店から来たメール通りのコンディションです。

 さっそく、レリーズボタンを取り付けてみる。ニンマリする瞬間だ!

 ファインダーも綺麗に見えている。レンズを取り付けて距離計のチェックをするインフも出ている。
 シャッター速度もダイヤルに合わせて変化しているし、シャッター幕も問題なく開いているようだ。巻き上げもスムーズ特に問題はなさそうだ。
 一度も見ずに買ったので届くまで不安だったがこれで一安心です。店で発見出来なかった潜在的なトラブルがあっても1年間の保障も付いていますので安心です。いい個体を選んだというよりいい店を見つけたと思う。

 後は実際に撮影して見ないとね。

     

M3とM4

 M4のデザインはM3と比べるとシンプル。
機能美とはM型の為にある言葉だがM4は一層洗練されている。
  こうして見るとM2と似たイメージだ。 ドイツ語でカメラは女性名詞らしいがM3は無骨で男性的、M4は女性的だ。カメラ雑誌に登場する女性もM2やM4を所有する人が多い。35mmのファインダーの有無だけではない様な気がしますが・・・どうでしょう。
 M4はM3、M2の最終進化型でも有り、この後に続くM5、M6、M7の基本形とも言える。
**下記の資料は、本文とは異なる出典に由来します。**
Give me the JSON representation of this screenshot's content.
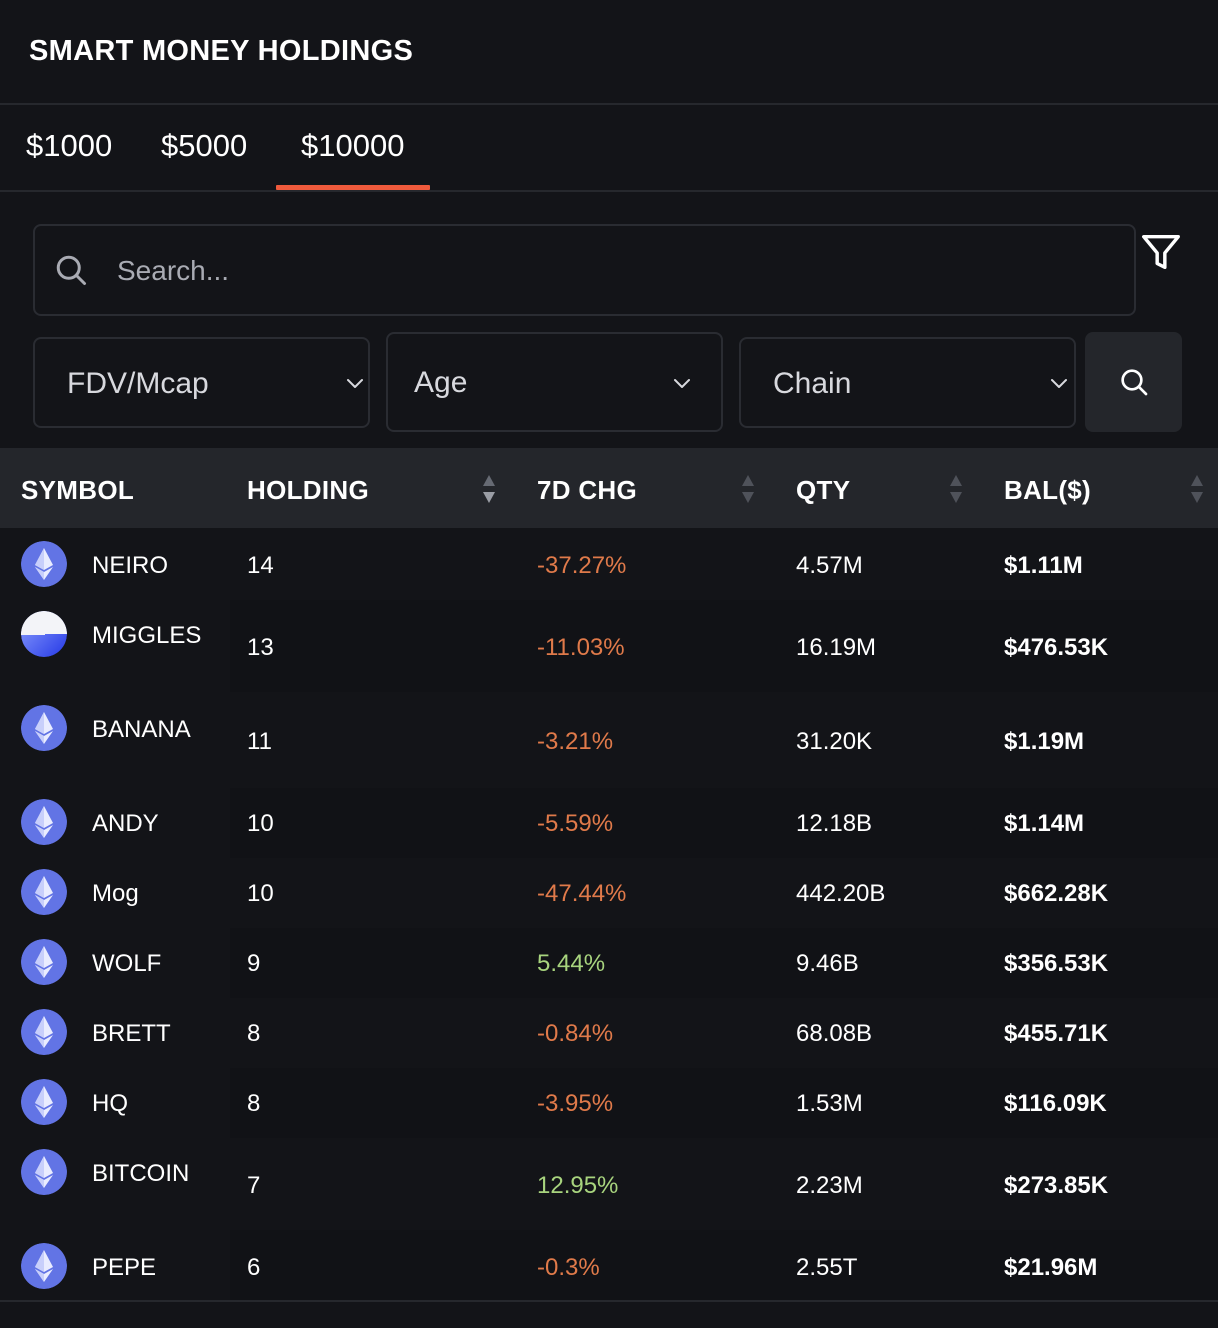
{
  "header": {
    "title": "SMART MONEY HOLDINGS"
  },
  "tabs": [
    {
      "label": "$1000"
    },
    {
      "label": "$5000"
    },
    {
      "label": "$10000",
      "active": true
    }
  ],
  "search": {
    "placeholder": "Search...",
    "value": ""
  },
  "filters": [
    {
      "label": "FDV/Mcap"
    },
    {
      "label": "Age"
    },
    {
      "label": "Chain"
    }
  ],
  "table": {
    "columns": [
      "SYMBOL",
      "HOLDING",
      "7D CHG",
      "QTY",
      "BAL($)"
    ],
    "rows": [
      {
        "symbol": "NEIRO",
        "holding": "14",
        "chg": "-37.27%",
        "qty": "4.57M",
        "bal": "$1.11M",
        "icon": "ethereum-icon"
      },
      {
        "symbol": "MIGGLES",
        "holding": "13",
        "chg": "-11.03%",
        "qty": "16.19M",
        "bal": "$476.53K",
        "icon": "token-icon"
      },
      {
        "symbol": "BANANA",
        "holding": "11",
        "chg": "-3.21%",
        "qty": "31.20K",
        "bal": "$1.19M",
        "icon": "ethereum-icon"
      },
      {
        "symbol": "ANDY",
        "holding": "10",
        "chg": "-5.59%",
        "qty": "12.18B",
        "bal": "$1.14M",
        "icon": "ethereum-icon"
      },
      {
        "symbol": "Mog",
        "holding": "10",
        "chg": "-47.44%",
        "qty": "442.20B",
        "bal": "$662.28K",
        "icon": "ethereum-icon"
      },
      {
        "symbol": "WOLF",
        "holding": "9",
        "chg": "5.44%",
        "qty": "9.46B",
        "bal": "$356.53K",
        "icon": "ethereum-icon"
      },
      {
        "symbol": "BRETT",
        "holding": "8",
        "chg": "-0.84%",
        "qty": "68.08B",
        "bal": "$455.71K",
        "icon": "ethereum-icon"
      },
      {
        "symbol": "HQ",
        "holding": "8",
        "chg": "-3.95%",
        "qty": "1.53M",
        "bal": "$116.09K",
        "icon": "ethereum-icon"
      },
      {
        "symbol": "BITCOIN",
        "holding": "7",
        "chg": "12.95%",
        "qty": "2.23M",
        "bal": "$273.85K",
        "icon": "ethereum-icon"
      },
      {
        "symbol": "PEPE",
        "holding": "6",
        "chg": "-0.3%",
        "qty": "2.55T",
        "bal": "$21.96M",
        "icon": "ethereum-icon"
      }
    ]
  },
  "colors": {
    "accent": "#ef5a3c",
    "negative": "#e07a4a",
    "positive": "#a8d47e",
    "background": "#131418",
    "header_row": "#24262b"
  }
}
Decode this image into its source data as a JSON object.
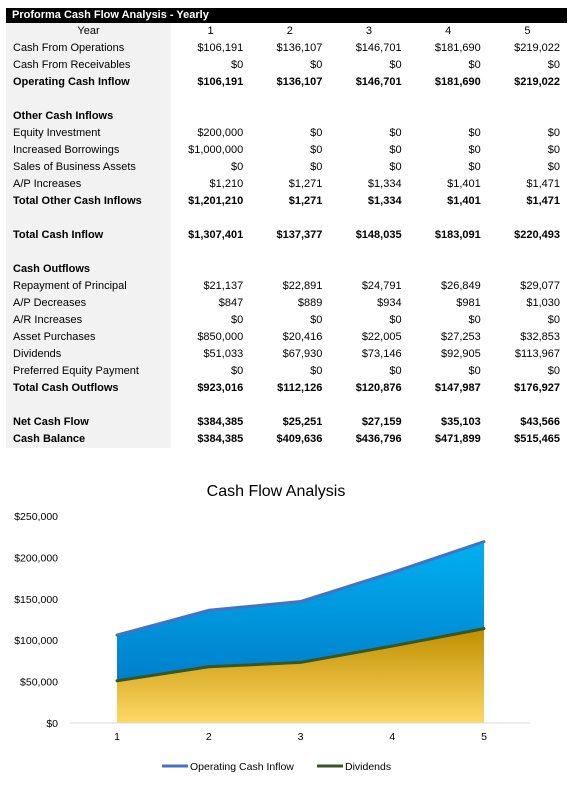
{
  "sheet": {
    "title": "Proforma Cash Flow Analysis - Yearly",
    "header": {
      "label": "Year",
      "years": [
        "1",
        "2",
        "3",
        "4",
        "5"
      ]
    },
    "rows": [
      {
        "label": "Cash From Operations",
        "values": [
          "$106,191",
          "$136,107",
          "$146,701",
          "$181,690",
          "$219,022"
        ],
        "bold": false
      },
      {
        "label": "Cash From Receivables",
        "values": [
          "$0",
          "$0",
          "$0",
          "$0",
          "$0"
        ],
        "bold": false
      },
      {
        "label": "Operating Cash Inflow",
        "values": [
          "$106,191",
          "$136,107",
          "$146,701",
          "$181,690",
          "$219,022"
        ],
        "bold": true
      },
      {
        "blank": true
      },
      {
        "label": "Other Cash Inflows",
        "values": [
          "",
          "",
          "",
          "",
          ""
        ],
        "bold": true
      },
      {
        "label": "Equity Investment",
        "values": [
          "$200,000",
          "$0",
          "$0",
          "$0",
          "$0"
        ],
        "bold": false
      },
      {
        "label": "Increased Borrowings",
        "values": [
          "$1,000,000",
          "$0",
          "$0",
          "$0",
          "$0"
        ],
        "bold": false
      },
      {
        "label": "Sales of Business Assets",
        "values": [
          "$0",
          "$0",
          "$0",
          "$0",
          "$0"
        ],
        "bold": false
      },
      {
        "label": "A/P Increases",
        "values": [
          "$1,210",
          "$1,271",
          "$1,334",
          "$1,401",
          "$1,471"
        ],
        "bold": false
      },
      {
        "label": "Total Other Cash Inflows",
        "values": [
          "$1,201,210",
          "$1,271",
          "$1,334",
          "$1,401",
          "$1,471"
        ],
        "bold": true
      },
      {
        "blank": true
      },
      {
        "label": "Total Cash Inflow",
        "values": [
          "$1,307,401",
          "$137,377",
          "$148,035",
          "$183,091",
          "$220,493"
        ],
        "bold": true
      },
      {
        "blank": true
      },
      {
        "label": "Cash Outflows",
        "values": [
          "",
          "",
          "",
          "",
          ""
        ],
        "bold": true
      },
      {
        "label": "Repayment of Principal",
        "values": [
          "$21,137",
          "$22,891",
          "$24,791",
          "$26,849",
          "$29,077"
        ],
        "bold": false
      },
      {
        "label": "A/P Decreases",
        "values": [
          "$847",
          "$889",
          "$934",
          "$981",
          "$1,030"
        ],
        "bold": false
      },
      {
        "label": "A/R Increases",
        "values": [
          "$0",
          "$0",
          "$0",
          "$0",
          "$0"
        ],
        "bold": false
      },
      {
        "label": "Asset Purchases",
        "values": [
          "$850,000",
          "$20,416",
          "$22,005",
          "$27,253",
          "$32,853"
        ],
        "bold": false
      },
      {
        "label": "Dividends",
        "values": [
          "$51,033",
          "$67,930",
          "$73,146",
          "$92,905",
          "$113,967"
        ],
        "bold": false
      },
      {
        "label": "Preferred Equity Payment",
        "values": [
          "$0",
          "$0",
          "$0",
          "$0",
          "$0"
        ],
        "bold": false
      },
      {
        "label": "Total Cash Outflows",
        "values": [
          "$923,016",
          "$112,126",
          "$120,876",
          "$147,987",
          "$176,927"
        ],
        "bold": true
      },
      {
        "blank": true
      },
      {
        "label": "Net Cash Flow",
        "values": [
          "$384,385",
          "$25,251",
          "$27,159",
          "$35,103",
          "$43,566"
        ],
        "bold": true
      },
      {
        "label": "Cash Balance",
        "values": [
          "$384,385",
          "$409,636",
          "$436,796",
          "$471,899",
          "$515,465"
        ],
        "bold": true
      }
    ]
  },
  "chart_data": {
    "type": "area",
    "title": "Cash Flow Analysis",
    "x": [
      1,
      2,
      3,
      4,
      5
    ],
    "categories": [
      "1",
      "2",
      "3",
      "4",
      "5"
    ],
    "series": [
      {
        "name": "Operating Cash Inflow",
        "values": [
          106191,
          136107,
          146701,
          181690,
          219022
        ],
        "line_color": "#4472c4",
        "fill_top": "#00b0f0",
        "fill_bottom": "#0070c0"
      },
      {
        "name": "Dividends",
        "values": [
          51033,
          67930,
          73146,
          92905,
          113967
        ],
        "line_color": "#375623",
        "fill_top": "#bf8f00",
        "fill_bottom": "#ffd966"
      }
    ],
    "ylim": [
      0,
      250000
    ],
    "yticks": [
      0,
      50000,
      100000,
      150000,
      200000,
      250000
    ],
    "ytick_labels": [
      "$0",
      "$50,000",
      "$100,000",
      "$150,000",
      "$200,000",
      "$250,000"
    ],
    "xlabel": "",
    "ylabel": "",
    "grid": false,
    "legend": "bottom"
  }
}
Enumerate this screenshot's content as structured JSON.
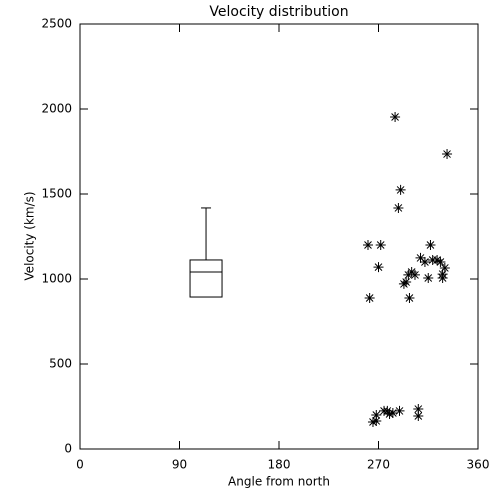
{
  "chart_data": {
    "type": "scatter",
    "title": "Velocity distribution",
    "x_label": "Angle from north",
    "y_label": "Velocity (km/s)",
    "x": [
      260.5,
      262,
      272,
      270,
      285,
      288,
      290,
      293,
      295,
      297,
      298,
      300,
      303,
      308,
      312,
      315,
      317,
      319,
      323,
      326,
      328,
      330,
      332,
      328,
      265,
      268,
      275,
      278,
      280,
      283,
      289,
      306,
      306,
      268
    ],
    "values": [
      1200,
      888,
      1200,
      1070,
      1953,
      1418,
      1524,
      971,
      982,
      1024,
      888,
      1041,
      1024,
      1124,
      1100,
      1006,
      1200,
      1112,
      1112,
      1100,
      1029,
      1065,
      1735,
      1006,
      159,
      200,
      224,
      224,
      206,
      212,
      224,
      194,
      235,
      165
    ],
    "color": "#000000",
    "box": {
      "x": 114,
      "q1": 894,
      "median": 1041,
      "q3": 1112,
      "min": 894,
      "max": 1418
    },
    "xlim": [
      0,
      360
    ],
    "xticks": [
      0,
      90,
      180,
      270,
      360
    ],
    "ylim": [
      0,
      2500
    ],
    "yticks": [
      0,
      500,
      1000,
      1500,
      2000,
      2500
    ]
  }
}
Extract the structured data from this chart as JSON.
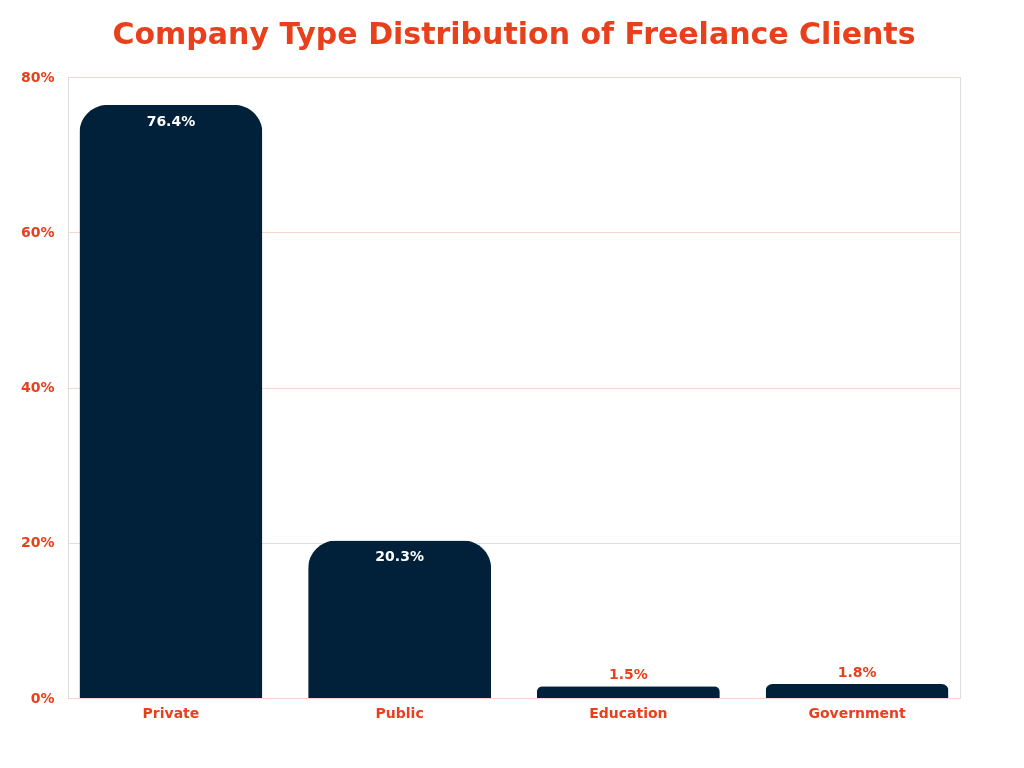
{
  "chart_data": {
    "type": "bar",
    "title": "Company Type Distribution of Freelance Clients",
    "categories": [
      "Private",
      "Public",
      "Education",
      "Government"
    ],
    "values": [
      76.4,
      20.3,
      1.5,
      1.8
    ],
    "value_labels": [
      "76.4%",
      "20.3%",
      "1.5%",
      "1.8%"
    ],
    "color": "#01203a",
    "ylim": [
      0,
      80
    ],
    "yticks": [
      {
        "value": 0,
        "label": "0%"
      },
      {
        "value": 20,
        "label": "20%"
      },
      {
        "value": 40,
        "label": "40%"
      },
      {
        "value": 60,
        "label": "60%"
      },
      {
        "value": 80,
        "label": "80%"
      }
    ],
    "grid": "y"
  }
}
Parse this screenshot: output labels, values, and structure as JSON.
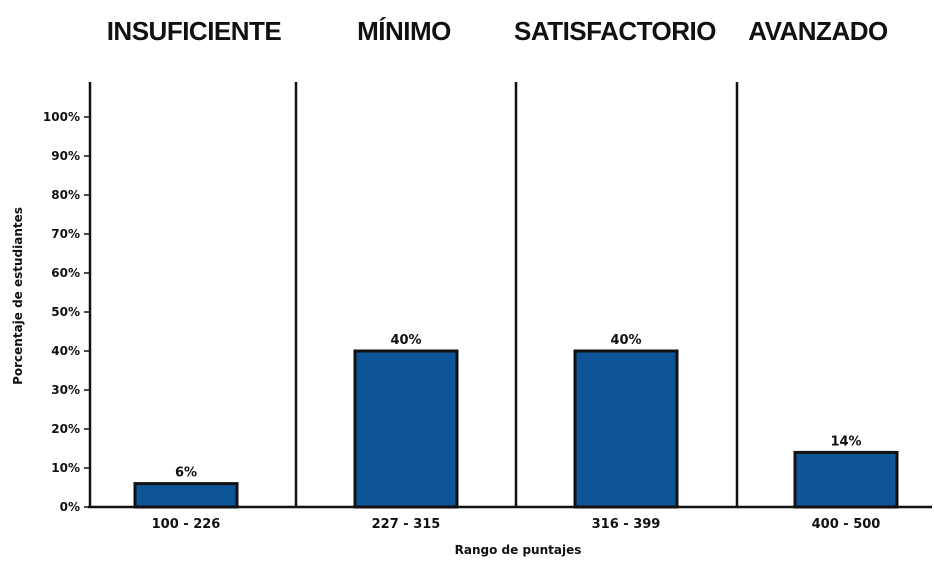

M5は違うんじゃないという人もいるでしょうがデザインは継承されてはいませんがライツ社はこのM4に露出計を組み込もうとしていた形跡があります。その秘密はレンズマウントにあります。M4に露出計が組み込まれていたならどうなっていたでしょうか。実際に組み込まれたのはご存知のようにこの後に発売されたM5です。

       

 巻き上げクランクの形状と、巻き戻しノブの変更が特徴です。シンクロターミナルも一般的なドイツ式に変わっています。巻き上げクランクの形状はM5やM6に引き継がれるが微妙に違っています。予備角や巻上げ角の違いに対応しているようだ。

 M3は1958年製造、M4は1970年製造。干支でひと回り違いだ。

  軍艦部にLeicaのロゴとERNST LEITZ GmbH WETZLARの刻印が有るという事は無条件にうれしい。
  ロゴや文字はM4は太いとよく言われるがM3、M2、M4と比べて見るとロゴの太さに確かに違いが有るが型式によって違っているというよりロットごとか職人さんの手の違いで少しづつ違うのでしょう。それにみんな古い物だから薄れ方も違いますものね。
 文字が太いとか細いとかどうでもいいことが話題になるのはやっぱりライカ。